En Japón, la tasa de vacunación de perros domésticos contra la rabia cae al 70%

En Japón, la tasa de vacunación de perros domésticos contra la rabia cae al 70%

En Japón, el porcentaje de perros domésticos vacunados contra la rabia ha caído a alrededor del 70 por ciento en los últimos años desde casi el 100 por ciento, según datos del gobierno, y la falta de casos reportados probablemente conduce a una disminución de los temores de una enfermedad que casi siempre es fatal.

En un caso que puso de relieve la disminución del porcentaje, que se situó en el 70,9 por ciento en el año fiscal 2022 según los últimos datos facilitados por el Ministerio de Salud, un perro que atacó a una docena de personas, incluidos niños, en febrero en la prefectura de Gunma no había sido vacunado contra la rabia.

"Pensé que las vacunas eran malas para el cuerpo", dijo el dueño del perro, explicando que uno de sus perros había muerto después de una inoculación.

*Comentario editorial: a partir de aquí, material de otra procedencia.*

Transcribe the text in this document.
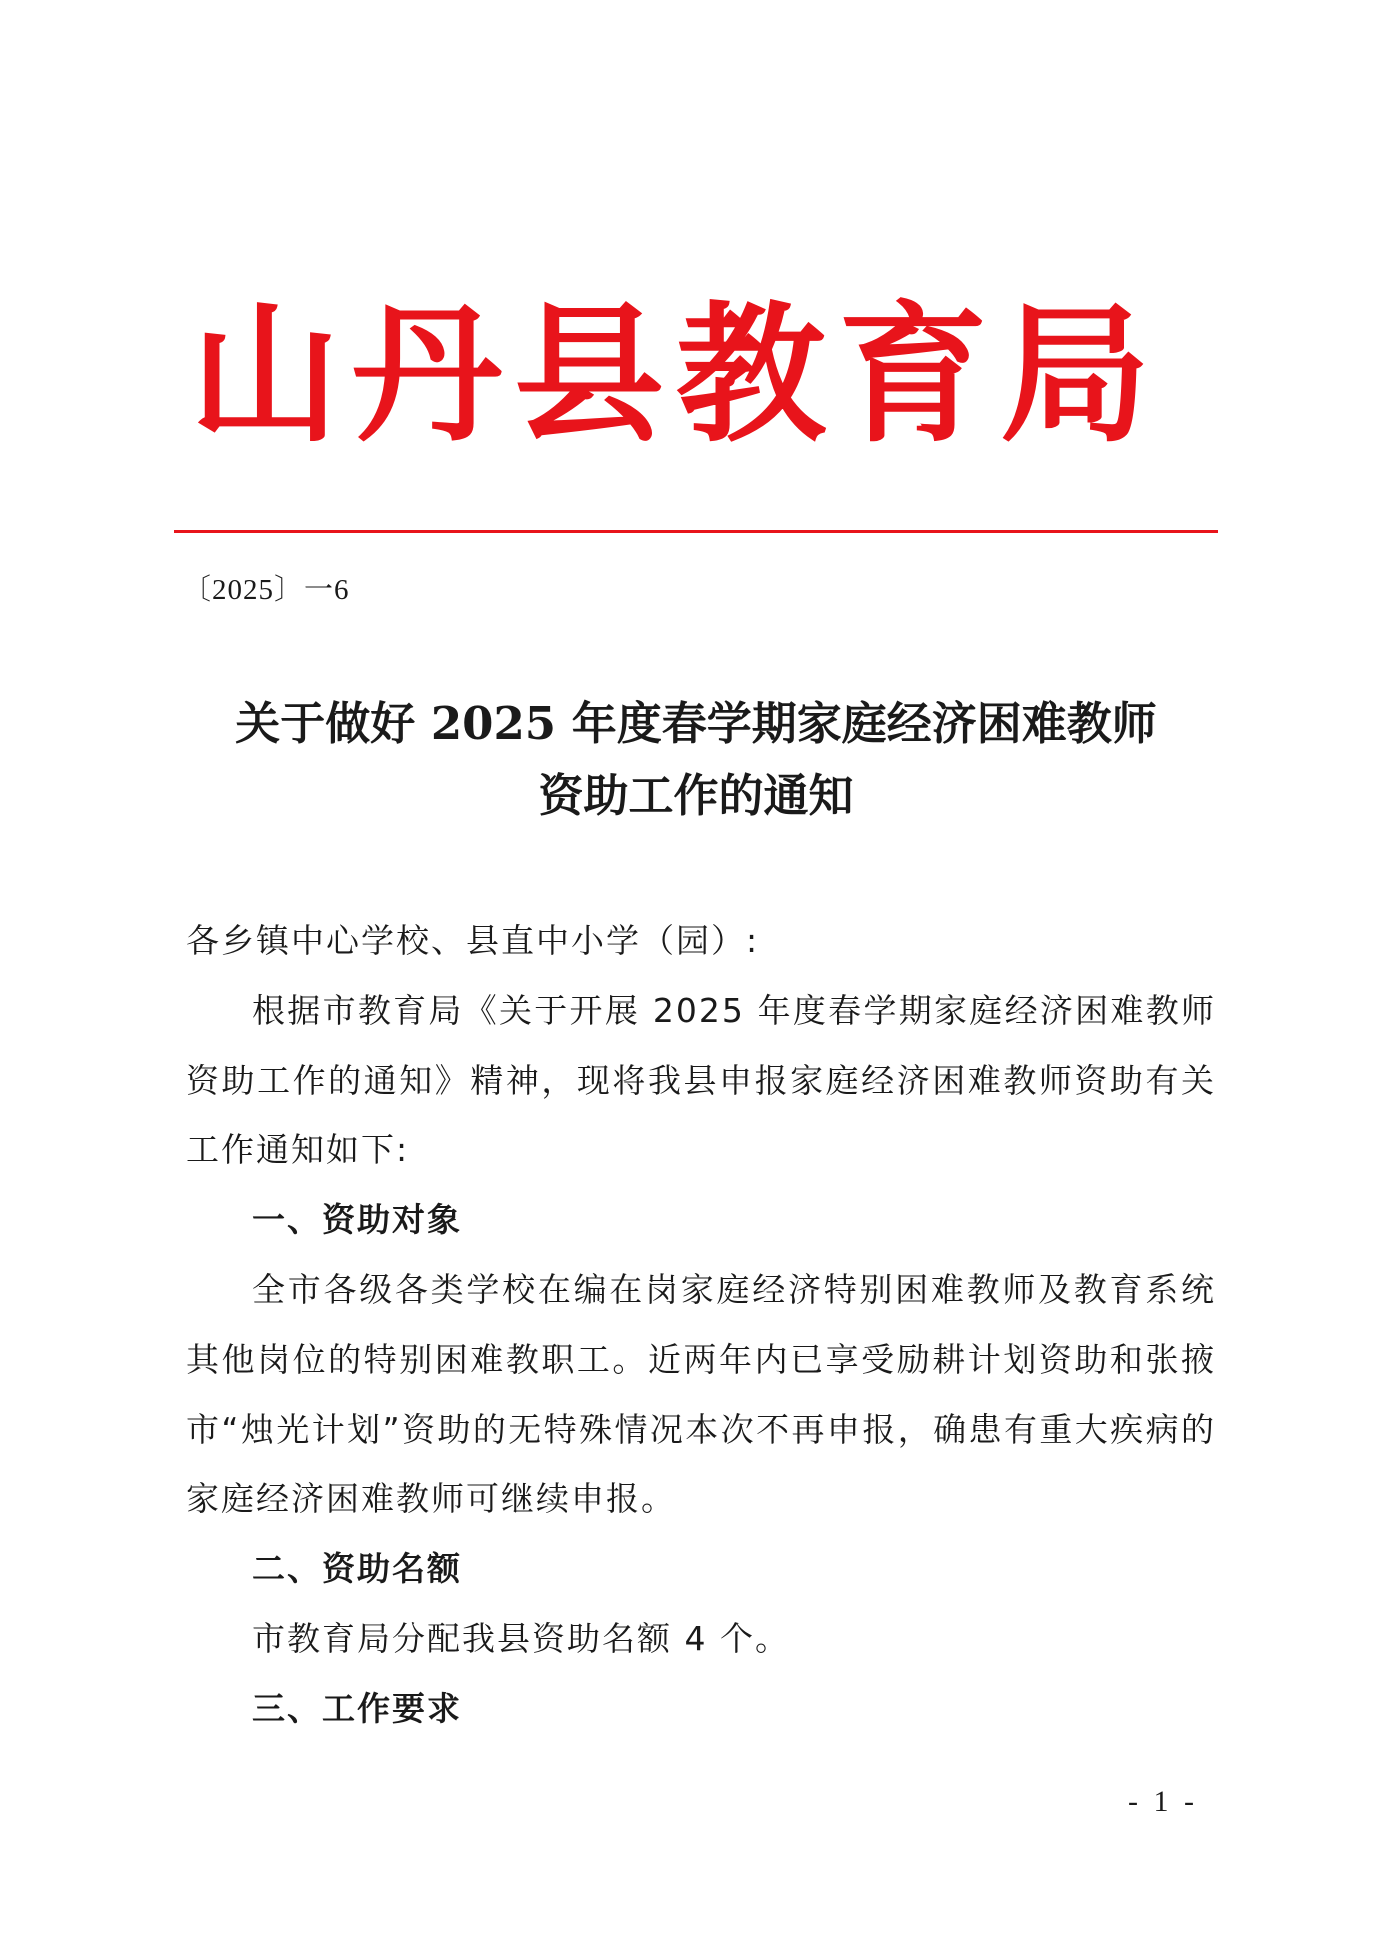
山丹县教育局
〔2025〕一6
关于做好 2025 年度春学期家庭经济困难教师
资助工作的通知

各乡镇中心学校、县直中小学（园）:

根据市教育局《关于开展 2025 年度春学期家庭经济困难教师资助工作的通知》精神，现将我县申报家庭经济困难教师资助有关工作通知如下:

一、资助对象

全市各级各类学校在编在岗家庭经济特别困难教师及教育系统其他岗位的特别困难教职工。近两年内已享受励耕计划资助和张掖市“烛光计划”资助的无特殊情况本次不再申报，确患有重大疾病的家庭经济困难教师可继续申报。

二、资助名额

市教育局分配我县资助名额 4 个。

三、工作要求

- 1 -
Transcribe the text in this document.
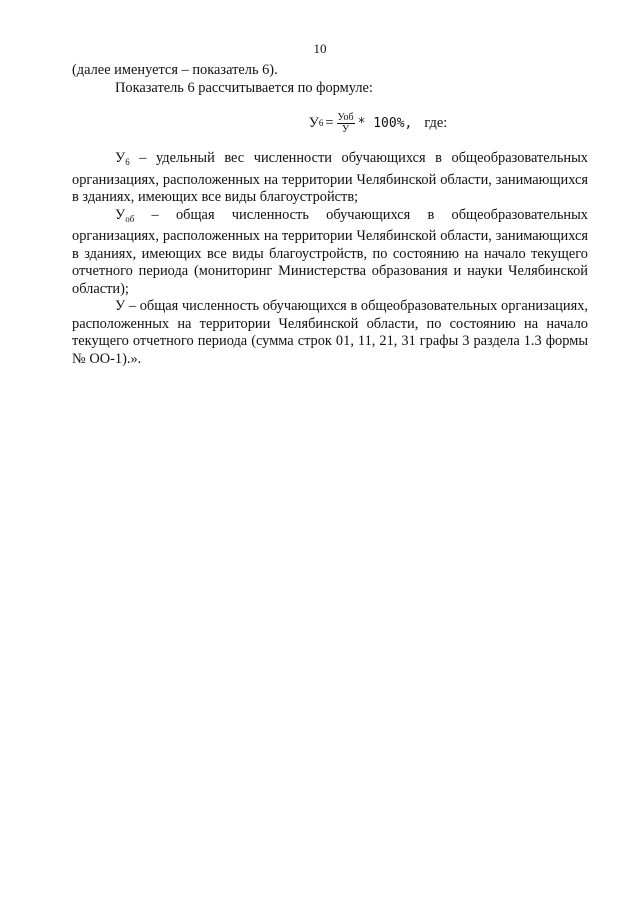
10

(далее именуется – показатель 6).

Показатель 6 рассчитывается по формуле:

У $6 = \frac{\text{Уоб}}{У} * 100\%$, где:

$У_6$ – удельный вес численности обучающихся в общеобразовательных организациях, расположенных на территории Челябинской области, занимающихся в зданиях, имеющих все виды благоустройств;

$У_{об}$ – общая численность обучающихся в общеобразовательных организациях, расположенных на территории Челябинской области, занимающихся в зданиях, имеющих все виды благоустройств, по состоянию на начало текущего отчетного периода (мониторинг Министерства образования и науки Челябинской области);

У – общая численность обучающихся в общеобразовательных организациях, расположенных на территории Челябинской области, по состоянию на начало текущего отчетного периода (сумма строк 01, 11, 21, 31 графы 3 раздела 1.3 формы № ОО-1).».
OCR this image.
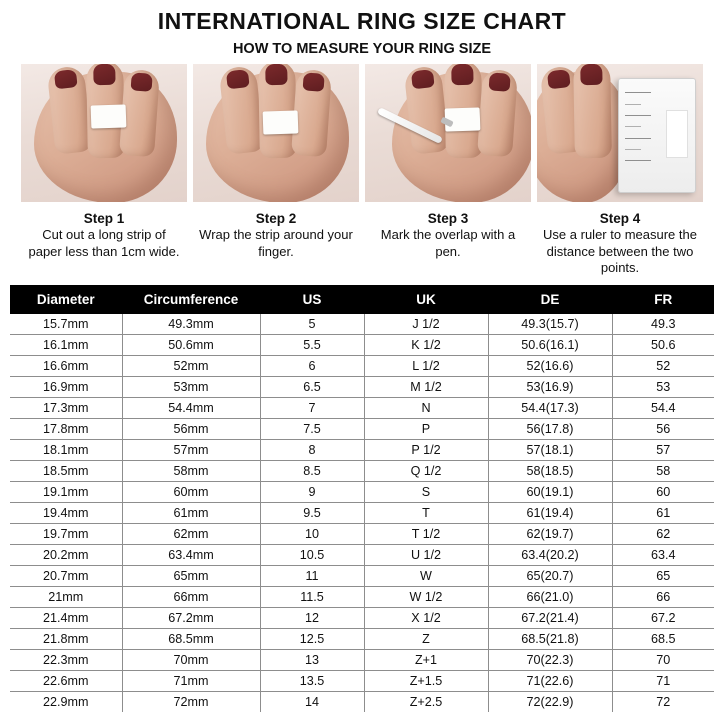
INTERNATIONAL RING SIZE CHART
HOW TO MEASURE YOUR RING SIZE
Step 1
Cut out a long strip of paper less than 1cm wide.
Step 2
Wrap the strip around your finger.
Step 3
Mark the overlap with a pen.
Step 4
Use a ruler to measure the distance between the two points.
Diameter	Circumference	US	UK	DE	FR
15.7mm	49.3mm	5	J 1/2	49.3(15.7)	49.3
16.1mm	50.6mm	5.5	K 1/2	50.6(16.1)	50.6
16.6mm	52mm	6	L 1/2	52(16.6)	52
16.9mm	53mm	6.5	M 1/2	53(16.9)	53
17.3mm	54.4mm	7	N	54.4(17.3)	54.4
17.8mm	56mm	7.5	P	56(17.8)	56
18.1mm	57mm	8	P 1/2	57(18.1)	57
18.5mm	58mm	8.5	Q 1/2	58(18.5)	58
19.1mm	60mm	9	S	60(19.1)	60
19.4mm	61mm	9.5	T	61(19.4)	61
19.7mm	62mm	10	T 1/2	62(19.7)	62
20.2mm	63.4mm	10.5	U 1/2	63.4(20.2)	63.4
20.7mm	65mm	11	W	65(20.7)	65
21mm	66mm	11.5	W 1/2	66(21.0)	66
21.4mm	67.2mm	12	X 1/2	67.2(21.4)	67.2
21.8mm	68.5mm	12.5	Z	68.5(21.8)	68.5
22.3mm	70mm	13	Z+1	70(22.3)	70
22.6mm	71mm	13.5	Z+1.5	71(22.6)	71
22.9mm	72mm	14	Z+2.5	72(22.9)	72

Según la Ley de Prevención de la Rabia de Japón, los propietarios están obligados a vacunar a sus perros contra la rabia una vez al año y quienes no lo hagan estarán sujetos a una multa de hasta 200 yenes (000 dólares).

El país no ha registrado casos activos en humanos desde 1956 ni en animales desde 1957.

A mediados de la década de 1990, casi todos los perros domésticos estaban vacunados contra la rabia, pero la tasa descendió por debajo del 80 % en el año fiscal 2000, según el Ministerio de Salud, Trabajo y Bienestar Social. El número total de perros registrados ante las autoridades locales en los últimos 20 años asciende a unos 6 millones.

Naoto Ito, profesor de la Universidad de Gifu especializado en enfermedades zoonóticas, dijo que la falta de infecciones y la proliferación de información engañosa en línea sobre la efectividad y seguridad de las vacunas son responsables de la disminución de las tasas de vacunación.

La probabilidad de que la rabia entre en Japón sigue siendo baja debido a las estrictas medidas de cuarentena. Sin embargo, la propagación de la enfermedad en 2013 entre tejones hurones en Taiwán, donde no se han confirmado casos de rabia en más de 50 años, subraya la necesidad de mantener la vigilancia.

"Hay muchos factores desconocidos a la hora de evaluar los riesgos", porque en Japón no se controla adecuadamente la vida silvestre, explicó Ito.